By: Joy Pape
I attended the annual meeting of the American Association of Clinical Endocrinologists (AACE), held from May 14th to 18th, 2009. Here’s a re-cap of the buzz about ICU glycemic control, prediabetes, and vitamin D.
Inpatient Glycemic Control
An AACE and ADA consensus group called for significant changes in the way that healthcare professionals treat hospitalized patients with high blood glucose levels. They recommended revised glucose targets of 140 to 180 mg/dL in the ICU setting and 100 to 180 mg/dL for most patients admitted to general medical-surgical wards. People were talking about this because of recent attempts to intensively manage glucose targets in the ICU setting. In addition, several recent randomized controlled studies failed to show improvement when trying to achieve near normal glucose levels and instead showed an increase in mortality.
Quick View: Managing blood glucose levels in the inpatient environment is complex.
Reacting Earlier to Prediabetes
New clinical recommendations include specific instructions for lifestyle intervention and medication. The opening session speaker, Dr. Alan Garber, MD, PhD, said, “Prediabetes is not a benign state. It is associated with an increased risk of cardiovascular complications and increased risk of small blood vessel and microvascular complications. The risks begin before diabetes is established, and, therefore, we need to treat it. Compliance with lifestyle interventions is usually poor. If lifestyle is not sufficient or if there is rapid beta cell failure, then aggressive pharmacology may be the best choice for first line therapy.”
AACE Vice President Daniel Einhorn, MD, FACP, FACE, also suggested a more aggressive approach to treating patients in high-risk groups, with medications, including metformin, TZDs, DDP4, and GLP1. He said, “These medications illustrate a specific ‘plan of attack’ for treating prediabetes. But it’s important that caution is exercised.” Dr. Einhorn suggested that A1c levels be considered as a diagnostic tool. “An A1c level of 6.0% to 6.5% indicates treatment for prediabetes, with certain caveats. Lifestyle intervention should be the cornerstone of treatment for all patients,” Einhorn said. “And it should be reinforced with each visit to the doctor.”

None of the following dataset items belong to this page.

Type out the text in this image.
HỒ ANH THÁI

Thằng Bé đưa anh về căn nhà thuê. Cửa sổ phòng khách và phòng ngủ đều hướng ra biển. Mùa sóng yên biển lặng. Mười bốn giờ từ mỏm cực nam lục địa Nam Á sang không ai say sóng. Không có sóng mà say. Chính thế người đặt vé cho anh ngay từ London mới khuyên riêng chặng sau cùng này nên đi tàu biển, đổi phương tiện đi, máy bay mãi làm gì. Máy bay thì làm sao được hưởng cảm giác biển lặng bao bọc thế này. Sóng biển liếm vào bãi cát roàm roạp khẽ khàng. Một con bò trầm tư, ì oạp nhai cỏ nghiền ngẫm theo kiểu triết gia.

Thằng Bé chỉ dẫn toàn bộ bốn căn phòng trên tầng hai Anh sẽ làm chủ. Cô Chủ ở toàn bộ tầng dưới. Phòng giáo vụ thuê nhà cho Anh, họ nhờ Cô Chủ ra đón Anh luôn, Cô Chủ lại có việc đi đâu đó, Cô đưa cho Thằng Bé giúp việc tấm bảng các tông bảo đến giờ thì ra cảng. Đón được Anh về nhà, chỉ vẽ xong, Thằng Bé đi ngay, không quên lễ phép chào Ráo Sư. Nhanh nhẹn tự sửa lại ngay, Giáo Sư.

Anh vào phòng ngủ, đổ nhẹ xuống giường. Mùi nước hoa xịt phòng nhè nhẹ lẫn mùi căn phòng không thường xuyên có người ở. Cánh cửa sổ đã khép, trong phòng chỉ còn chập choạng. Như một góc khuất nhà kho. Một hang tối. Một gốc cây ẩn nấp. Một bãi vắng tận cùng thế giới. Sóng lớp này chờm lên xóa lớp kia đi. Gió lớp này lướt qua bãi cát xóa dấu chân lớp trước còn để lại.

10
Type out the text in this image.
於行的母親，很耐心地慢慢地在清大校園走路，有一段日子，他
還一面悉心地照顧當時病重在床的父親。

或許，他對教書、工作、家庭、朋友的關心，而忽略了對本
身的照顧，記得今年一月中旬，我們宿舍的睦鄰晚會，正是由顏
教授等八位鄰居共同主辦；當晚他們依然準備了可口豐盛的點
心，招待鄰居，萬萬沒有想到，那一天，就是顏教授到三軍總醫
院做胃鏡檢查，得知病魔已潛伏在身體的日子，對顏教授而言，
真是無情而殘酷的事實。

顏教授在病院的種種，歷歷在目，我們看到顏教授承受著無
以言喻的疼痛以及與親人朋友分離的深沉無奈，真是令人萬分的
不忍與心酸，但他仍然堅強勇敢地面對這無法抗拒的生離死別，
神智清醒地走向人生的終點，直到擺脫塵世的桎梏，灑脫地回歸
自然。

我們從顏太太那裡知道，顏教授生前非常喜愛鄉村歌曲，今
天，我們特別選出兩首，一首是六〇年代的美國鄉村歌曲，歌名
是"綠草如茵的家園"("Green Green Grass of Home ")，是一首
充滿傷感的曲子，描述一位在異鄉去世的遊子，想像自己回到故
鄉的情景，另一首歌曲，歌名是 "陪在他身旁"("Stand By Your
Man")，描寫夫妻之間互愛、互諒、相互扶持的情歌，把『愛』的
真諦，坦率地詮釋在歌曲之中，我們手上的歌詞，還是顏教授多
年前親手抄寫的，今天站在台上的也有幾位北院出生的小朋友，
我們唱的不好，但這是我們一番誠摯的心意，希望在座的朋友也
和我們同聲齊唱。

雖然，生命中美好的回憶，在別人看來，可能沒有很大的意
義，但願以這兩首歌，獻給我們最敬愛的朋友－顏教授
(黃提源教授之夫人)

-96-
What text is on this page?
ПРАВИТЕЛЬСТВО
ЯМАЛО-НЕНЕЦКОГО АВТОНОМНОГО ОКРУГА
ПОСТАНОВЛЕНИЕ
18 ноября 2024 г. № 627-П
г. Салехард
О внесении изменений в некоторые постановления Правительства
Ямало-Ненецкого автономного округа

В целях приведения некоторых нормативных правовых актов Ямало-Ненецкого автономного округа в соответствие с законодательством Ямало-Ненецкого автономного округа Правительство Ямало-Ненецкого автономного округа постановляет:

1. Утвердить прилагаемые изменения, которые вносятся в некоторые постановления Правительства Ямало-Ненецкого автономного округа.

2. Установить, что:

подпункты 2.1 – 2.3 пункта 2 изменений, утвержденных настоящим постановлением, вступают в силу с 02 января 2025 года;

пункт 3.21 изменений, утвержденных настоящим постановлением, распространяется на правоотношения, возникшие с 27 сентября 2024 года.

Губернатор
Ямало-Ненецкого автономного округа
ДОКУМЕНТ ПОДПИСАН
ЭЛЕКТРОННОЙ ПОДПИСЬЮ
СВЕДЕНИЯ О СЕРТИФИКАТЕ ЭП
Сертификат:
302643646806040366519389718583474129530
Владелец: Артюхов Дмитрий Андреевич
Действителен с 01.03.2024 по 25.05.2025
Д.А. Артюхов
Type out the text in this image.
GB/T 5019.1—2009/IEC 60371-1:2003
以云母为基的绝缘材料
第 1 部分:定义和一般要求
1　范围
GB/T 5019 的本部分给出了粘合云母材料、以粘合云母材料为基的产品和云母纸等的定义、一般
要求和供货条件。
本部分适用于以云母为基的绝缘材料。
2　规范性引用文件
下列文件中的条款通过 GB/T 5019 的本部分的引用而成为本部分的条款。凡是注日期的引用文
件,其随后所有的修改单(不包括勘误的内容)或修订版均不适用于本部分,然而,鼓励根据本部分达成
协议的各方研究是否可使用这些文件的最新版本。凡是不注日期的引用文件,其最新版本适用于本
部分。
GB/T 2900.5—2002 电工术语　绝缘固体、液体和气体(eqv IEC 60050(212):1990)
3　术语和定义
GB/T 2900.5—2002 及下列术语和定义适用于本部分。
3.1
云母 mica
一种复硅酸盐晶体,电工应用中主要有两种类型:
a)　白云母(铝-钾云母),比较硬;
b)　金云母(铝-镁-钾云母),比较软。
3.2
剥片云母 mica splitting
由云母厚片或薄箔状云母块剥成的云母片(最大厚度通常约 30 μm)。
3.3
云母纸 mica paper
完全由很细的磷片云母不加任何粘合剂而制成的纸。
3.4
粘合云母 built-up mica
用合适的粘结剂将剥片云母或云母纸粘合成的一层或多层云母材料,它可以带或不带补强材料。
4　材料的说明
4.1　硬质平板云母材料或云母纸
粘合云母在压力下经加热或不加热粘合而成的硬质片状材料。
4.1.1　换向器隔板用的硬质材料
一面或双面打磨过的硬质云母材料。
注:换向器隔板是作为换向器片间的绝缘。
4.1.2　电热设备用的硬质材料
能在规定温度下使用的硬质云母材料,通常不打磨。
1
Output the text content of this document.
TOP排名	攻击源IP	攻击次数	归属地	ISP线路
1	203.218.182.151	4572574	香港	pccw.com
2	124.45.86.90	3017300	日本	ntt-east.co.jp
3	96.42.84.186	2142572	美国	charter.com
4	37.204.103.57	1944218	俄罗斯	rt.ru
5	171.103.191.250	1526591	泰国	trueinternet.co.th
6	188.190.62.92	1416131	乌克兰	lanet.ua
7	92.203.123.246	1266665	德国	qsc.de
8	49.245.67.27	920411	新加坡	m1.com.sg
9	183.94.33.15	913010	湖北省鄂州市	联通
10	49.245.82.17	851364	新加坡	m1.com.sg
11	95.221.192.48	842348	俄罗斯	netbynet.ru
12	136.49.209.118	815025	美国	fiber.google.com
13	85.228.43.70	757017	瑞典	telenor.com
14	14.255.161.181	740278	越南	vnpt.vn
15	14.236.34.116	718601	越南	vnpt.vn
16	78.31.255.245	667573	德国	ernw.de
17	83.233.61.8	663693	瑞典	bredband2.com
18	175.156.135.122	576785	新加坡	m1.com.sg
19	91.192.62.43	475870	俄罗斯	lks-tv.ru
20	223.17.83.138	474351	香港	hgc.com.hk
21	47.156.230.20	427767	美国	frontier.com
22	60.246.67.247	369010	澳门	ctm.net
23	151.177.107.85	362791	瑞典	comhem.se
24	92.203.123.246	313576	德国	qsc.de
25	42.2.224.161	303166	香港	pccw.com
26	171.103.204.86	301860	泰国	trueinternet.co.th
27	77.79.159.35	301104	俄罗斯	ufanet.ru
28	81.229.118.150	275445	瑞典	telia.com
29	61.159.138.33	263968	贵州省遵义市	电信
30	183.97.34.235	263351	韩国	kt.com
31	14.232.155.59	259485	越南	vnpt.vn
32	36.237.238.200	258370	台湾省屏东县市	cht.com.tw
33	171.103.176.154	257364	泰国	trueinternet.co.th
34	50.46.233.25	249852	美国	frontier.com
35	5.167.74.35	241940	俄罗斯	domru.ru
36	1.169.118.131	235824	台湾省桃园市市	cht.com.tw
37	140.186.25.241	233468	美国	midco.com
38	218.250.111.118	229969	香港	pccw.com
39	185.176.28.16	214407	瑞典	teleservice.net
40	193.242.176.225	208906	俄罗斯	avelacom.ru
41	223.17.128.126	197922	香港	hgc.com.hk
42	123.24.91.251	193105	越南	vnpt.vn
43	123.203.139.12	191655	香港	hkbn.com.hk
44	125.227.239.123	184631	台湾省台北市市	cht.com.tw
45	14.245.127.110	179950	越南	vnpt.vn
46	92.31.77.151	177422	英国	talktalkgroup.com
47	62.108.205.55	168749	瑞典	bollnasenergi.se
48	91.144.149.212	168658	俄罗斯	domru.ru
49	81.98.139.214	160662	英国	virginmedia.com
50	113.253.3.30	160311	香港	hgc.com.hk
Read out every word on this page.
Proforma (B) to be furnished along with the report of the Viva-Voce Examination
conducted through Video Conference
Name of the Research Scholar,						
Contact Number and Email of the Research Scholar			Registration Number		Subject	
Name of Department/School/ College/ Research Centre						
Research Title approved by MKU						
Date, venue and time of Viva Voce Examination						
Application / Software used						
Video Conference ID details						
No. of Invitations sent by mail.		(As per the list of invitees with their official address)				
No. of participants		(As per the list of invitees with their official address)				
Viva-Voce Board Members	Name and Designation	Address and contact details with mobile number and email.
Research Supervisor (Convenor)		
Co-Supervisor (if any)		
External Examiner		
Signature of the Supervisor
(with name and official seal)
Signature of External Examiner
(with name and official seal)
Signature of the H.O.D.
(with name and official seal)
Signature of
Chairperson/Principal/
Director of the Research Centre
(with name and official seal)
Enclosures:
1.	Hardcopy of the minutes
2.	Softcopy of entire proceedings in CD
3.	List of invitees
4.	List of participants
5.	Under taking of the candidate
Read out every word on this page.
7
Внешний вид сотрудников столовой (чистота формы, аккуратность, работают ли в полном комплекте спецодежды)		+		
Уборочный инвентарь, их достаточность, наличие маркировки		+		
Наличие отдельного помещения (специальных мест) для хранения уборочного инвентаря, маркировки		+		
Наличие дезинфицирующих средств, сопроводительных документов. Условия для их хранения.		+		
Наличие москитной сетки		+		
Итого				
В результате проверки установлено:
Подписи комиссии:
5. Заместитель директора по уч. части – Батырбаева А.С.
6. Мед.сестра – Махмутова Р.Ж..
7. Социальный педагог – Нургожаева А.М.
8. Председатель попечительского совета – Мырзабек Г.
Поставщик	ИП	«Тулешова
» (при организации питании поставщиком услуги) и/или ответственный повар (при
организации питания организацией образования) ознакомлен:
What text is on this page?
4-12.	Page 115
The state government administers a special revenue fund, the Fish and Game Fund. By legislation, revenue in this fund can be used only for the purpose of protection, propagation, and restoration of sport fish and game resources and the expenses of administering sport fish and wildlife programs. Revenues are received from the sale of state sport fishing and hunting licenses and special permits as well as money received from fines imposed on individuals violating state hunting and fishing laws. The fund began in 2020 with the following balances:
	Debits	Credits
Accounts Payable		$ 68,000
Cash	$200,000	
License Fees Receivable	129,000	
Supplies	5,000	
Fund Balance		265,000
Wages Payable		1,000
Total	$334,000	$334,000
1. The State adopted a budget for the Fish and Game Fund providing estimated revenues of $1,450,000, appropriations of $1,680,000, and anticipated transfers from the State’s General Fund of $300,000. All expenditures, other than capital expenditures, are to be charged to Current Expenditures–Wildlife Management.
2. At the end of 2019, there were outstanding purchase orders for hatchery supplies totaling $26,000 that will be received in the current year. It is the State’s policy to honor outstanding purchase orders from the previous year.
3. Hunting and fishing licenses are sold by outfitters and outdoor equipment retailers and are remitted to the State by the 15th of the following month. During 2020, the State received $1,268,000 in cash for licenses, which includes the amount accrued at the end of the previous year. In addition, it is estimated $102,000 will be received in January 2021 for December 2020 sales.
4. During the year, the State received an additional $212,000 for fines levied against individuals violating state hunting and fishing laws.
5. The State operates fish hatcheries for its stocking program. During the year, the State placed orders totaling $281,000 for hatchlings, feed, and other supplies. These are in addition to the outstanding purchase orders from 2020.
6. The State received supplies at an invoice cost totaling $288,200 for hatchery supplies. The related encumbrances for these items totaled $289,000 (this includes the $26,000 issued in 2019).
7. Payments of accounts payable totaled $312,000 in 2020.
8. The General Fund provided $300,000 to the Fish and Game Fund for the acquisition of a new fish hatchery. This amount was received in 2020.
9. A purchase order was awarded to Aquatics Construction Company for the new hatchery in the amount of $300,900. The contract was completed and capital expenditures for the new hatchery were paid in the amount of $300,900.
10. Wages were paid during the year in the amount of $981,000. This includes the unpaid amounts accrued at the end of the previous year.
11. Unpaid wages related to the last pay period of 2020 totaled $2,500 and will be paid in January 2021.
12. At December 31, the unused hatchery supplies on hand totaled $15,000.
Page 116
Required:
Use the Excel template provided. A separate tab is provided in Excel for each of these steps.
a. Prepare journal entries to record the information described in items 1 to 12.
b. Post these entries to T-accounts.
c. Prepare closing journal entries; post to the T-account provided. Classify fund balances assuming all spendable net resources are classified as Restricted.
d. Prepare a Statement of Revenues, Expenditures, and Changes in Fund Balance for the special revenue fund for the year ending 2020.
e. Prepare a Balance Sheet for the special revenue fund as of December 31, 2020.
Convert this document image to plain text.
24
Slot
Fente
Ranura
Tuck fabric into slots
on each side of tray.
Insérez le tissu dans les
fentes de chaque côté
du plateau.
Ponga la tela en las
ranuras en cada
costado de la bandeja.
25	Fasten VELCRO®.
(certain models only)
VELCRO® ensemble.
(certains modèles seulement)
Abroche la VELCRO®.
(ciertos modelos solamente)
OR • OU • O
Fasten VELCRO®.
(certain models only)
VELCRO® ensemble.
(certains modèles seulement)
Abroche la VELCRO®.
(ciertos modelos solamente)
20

Quick View: Don’t take prediabetes lightly. Treat it as though it were diabetes. In time, we may be using the same diagnostic criteria for diabetes that we do now for prediabetes.
Dr. Neil Binkley, MD, Associate Professor in Geriatrics and Endocrinology at the University of Wisconsin, spoke about how low vitamin D levels are now endemic in the United States. He discussed the known relationship of vitamin D with bones, muscle, and cancer. He spoke of vitamin D’s relationship with other conditions as well, such as myocardial infarction, heart failure, blood pressure, mortality, cognition problems, and the list goes on. “National recommendations from the Food and Nutrition Board are 400 to 600 International Units (IU) a day. That’s simply not enough,” he said. “Experts recommend somewhere between 1,500 to 2,600 IU daily. It’s considered a very safe vitamin. One would need daily doses of 40,000 IU or higher before seeing negative side effects.”
Quick View: Casual sun exposure is not enough, and vitamin D inadequacy is common. It’s prudent to recommend vitamin D3, as we need at least 1,000 to 2,000 IU/day, and these higher doses are safe. Not everyone, however, needs the same dosage. Vitamin D adequacy will reduce osteoporotic fractures, falls, cancer and, potentially, other diseases.